# ingi verzauberungen



## Tearor (29. Oktober 2010)

Nur weil das zu manchen nicht so durchgedrungen zu sein scheint, wollte ich es mal aufschreiben.
alle ingi verzauberungen (nitroboost, handschuhvz, umhang) lassen sich jetzt mit den Verzauberer-verzauberungen im jeweiligen Slot kombinieren.
im zuge dessen gibt der handschuh nur noch 240 haste.
wers schon wusste, jut, wers noch nicht wusste, schön handschuhe umhang und schuhe verzaubern


----------



## Limpid0815 (31. Oktober 2010)

Mit dieser Aussage wäre ich vorsichtig!

Hab vor paar Tagen meinen Umhang mit Verzauberung (+23 Tempowertung)  mit ner Ingiverzauberung (Fallschirm u. +23 Beweglichkeit) ausgestattet quasi darüber gemacht.
Ergbnis war das der Fallschirm drauf war und +23 Tempowertung . Dies ist jedoch nur ein Anzeige bug der mir von einem GM bestätigt wurde.
Als ich das item ablegte und wieder anlegte haben sich jedoch die Beweglichkeit -23 und +23 verändert.
Also ist in wirklichkeit der Fallschirm und +23 Beweglichkeit drauf obwohl immer noch +23 Tempo angezeigt werden.
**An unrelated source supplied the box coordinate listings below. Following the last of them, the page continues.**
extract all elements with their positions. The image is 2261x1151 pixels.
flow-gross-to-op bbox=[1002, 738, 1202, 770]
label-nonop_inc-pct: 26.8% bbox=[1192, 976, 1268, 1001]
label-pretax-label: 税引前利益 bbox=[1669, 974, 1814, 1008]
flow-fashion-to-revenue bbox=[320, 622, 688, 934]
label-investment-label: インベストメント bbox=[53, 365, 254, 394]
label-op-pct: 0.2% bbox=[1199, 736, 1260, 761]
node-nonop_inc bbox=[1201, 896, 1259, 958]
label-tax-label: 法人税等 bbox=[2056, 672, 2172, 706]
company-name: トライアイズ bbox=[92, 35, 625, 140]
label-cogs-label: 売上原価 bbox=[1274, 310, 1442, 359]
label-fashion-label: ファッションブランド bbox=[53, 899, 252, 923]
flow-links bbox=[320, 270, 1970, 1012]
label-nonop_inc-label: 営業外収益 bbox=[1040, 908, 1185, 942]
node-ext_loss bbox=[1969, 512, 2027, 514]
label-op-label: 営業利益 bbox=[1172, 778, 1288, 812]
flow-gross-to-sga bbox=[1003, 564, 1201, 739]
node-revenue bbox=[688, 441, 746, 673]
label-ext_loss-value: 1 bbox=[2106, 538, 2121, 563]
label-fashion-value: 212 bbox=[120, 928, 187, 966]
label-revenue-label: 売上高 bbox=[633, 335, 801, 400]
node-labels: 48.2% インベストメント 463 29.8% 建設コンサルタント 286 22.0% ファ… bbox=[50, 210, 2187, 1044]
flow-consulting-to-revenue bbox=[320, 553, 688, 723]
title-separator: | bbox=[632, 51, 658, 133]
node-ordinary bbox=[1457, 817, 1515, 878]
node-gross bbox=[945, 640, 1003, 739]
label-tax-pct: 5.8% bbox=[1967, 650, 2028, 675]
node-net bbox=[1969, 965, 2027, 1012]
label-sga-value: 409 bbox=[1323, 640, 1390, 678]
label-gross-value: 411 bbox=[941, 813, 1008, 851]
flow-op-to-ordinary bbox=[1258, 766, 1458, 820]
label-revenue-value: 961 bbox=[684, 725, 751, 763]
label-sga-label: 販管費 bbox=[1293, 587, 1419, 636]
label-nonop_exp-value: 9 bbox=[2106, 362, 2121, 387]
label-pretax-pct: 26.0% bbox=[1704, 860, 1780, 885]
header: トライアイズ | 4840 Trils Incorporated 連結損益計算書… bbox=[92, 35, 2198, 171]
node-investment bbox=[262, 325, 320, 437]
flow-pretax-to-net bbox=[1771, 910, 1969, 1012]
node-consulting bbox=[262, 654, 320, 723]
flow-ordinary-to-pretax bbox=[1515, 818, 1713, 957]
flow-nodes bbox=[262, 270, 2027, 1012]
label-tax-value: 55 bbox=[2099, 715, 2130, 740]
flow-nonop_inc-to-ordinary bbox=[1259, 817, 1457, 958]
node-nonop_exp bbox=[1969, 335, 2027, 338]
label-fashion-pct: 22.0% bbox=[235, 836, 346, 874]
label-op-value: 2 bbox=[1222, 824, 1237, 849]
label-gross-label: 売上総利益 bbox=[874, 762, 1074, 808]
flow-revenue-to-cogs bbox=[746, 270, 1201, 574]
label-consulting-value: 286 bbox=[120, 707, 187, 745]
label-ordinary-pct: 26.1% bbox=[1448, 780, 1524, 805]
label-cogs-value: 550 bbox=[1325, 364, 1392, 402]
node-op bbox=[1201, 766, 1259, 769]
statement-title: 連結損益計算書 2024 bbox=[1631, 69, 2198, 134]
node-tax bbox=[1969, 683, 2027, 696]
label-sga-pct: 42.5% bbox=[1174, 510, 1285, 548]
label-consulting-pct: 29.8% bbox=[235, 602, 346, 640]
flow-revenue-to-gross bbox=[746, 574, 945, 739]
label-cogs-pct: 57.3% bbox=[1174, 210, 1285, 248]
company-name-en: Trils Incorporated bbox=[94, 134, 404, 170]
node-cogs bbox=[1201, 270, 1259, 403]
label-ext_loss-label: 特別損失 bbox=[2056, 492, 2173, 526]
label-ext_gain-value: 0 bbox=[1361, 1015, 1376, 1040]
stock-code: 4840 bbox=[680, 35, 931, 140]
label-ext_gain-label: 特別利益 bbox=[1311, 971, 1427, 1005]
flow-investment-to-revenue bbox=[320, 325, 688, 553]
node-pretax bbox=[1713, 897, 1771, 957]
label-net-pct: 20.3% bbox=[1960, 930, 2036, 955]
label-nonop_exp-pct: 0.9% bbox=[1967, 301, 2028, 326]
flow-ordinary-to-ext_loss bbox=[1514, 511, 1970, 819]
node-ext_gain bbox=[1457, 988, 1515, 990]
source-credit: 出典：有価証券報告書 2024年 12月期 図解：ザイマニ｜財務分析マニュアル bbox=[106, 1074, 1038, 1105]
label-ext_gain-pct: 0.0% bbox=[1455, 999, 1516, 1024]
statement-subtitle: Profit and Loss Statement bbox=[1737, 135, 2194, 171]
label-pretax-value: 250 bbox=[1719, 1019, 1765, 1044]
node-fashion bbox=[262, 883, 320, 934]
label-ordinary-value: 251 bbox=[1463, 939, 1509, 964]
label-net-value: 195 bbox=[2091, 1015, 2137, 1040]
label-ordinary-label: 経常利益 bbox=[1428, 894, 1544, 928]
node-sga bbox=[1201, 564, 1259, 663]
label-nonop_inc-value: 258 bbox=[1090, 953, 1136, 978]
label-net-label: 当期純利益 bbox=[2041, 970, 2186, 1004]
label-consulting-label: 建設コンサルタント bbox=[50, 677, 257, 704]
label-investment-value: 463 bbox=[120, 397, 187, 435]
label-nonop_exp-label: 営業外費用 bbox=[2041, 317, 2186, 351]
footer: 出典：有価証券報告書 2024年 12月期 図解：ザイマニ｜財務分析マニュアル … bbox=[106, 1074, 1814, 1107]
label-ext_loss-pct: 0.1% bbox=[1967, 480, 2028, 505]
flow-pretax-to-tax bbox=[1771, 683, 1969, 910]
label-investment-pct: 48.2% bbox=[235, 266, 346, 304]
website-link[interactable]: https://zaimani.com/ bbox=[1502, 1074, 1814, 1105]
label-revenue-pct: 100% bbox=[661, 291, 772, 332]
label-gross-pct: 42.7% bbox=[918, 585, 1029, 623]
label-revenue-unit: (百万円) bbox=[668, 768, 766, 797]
Solltest du vielleicht noch mal probieren und schauen ob sich wirklich die werte so verändern wie sie laut verzauberung auch sollten.

Mfg Limpid


----------



## TheGui (7. November 2010)

Limpid0815 schrieb:


> Mit dieser Aussage wäre ich vorsichtig!
> 
> Hab vor paar Tagen meinen Umhang mit Verzauberung (+23 Tempowertung) mit ner Ingiverzauberung (Fallschirm u. +23 Beweglichkeit) ausgestattet quasi darüber gemacht.
> Ergbnis war das der Fallschirm drauf war und +23 Tempowertung . Dies ist jedoch nur ein Anzeige bug der mir von einem GM bestätigt wurde.
> ...



neinis kein anzeigebug mehr, dafür wurden die ingie VZ generft!


----------



## calou (9. November 2010)

die stacken
ist mir heute ma aufgefallen. da mein warri noch ent ganz so lange auf 80 is hatte er auch noch net imma das gute gear an. dann habe ich ma einen neuen helm bekommen und da ich gerade zu faul war mir die vz zu holen habe ich erst ma die vom ingi druf gemacht. nu also ma später habe ich dann auch noch die vz druf gemacht. resultat war ich hatte die ingi vz und die normale. und da mit rockt ingi noch mehr als sowieso schon. denn nu bringt es deffinitiv noch etwas mehr als vorher. leider sind dann aber die vz auch schwächer geworden doch ingi ist ma aus leidenschafft und net wegen besseren stats oder ähnliches


----------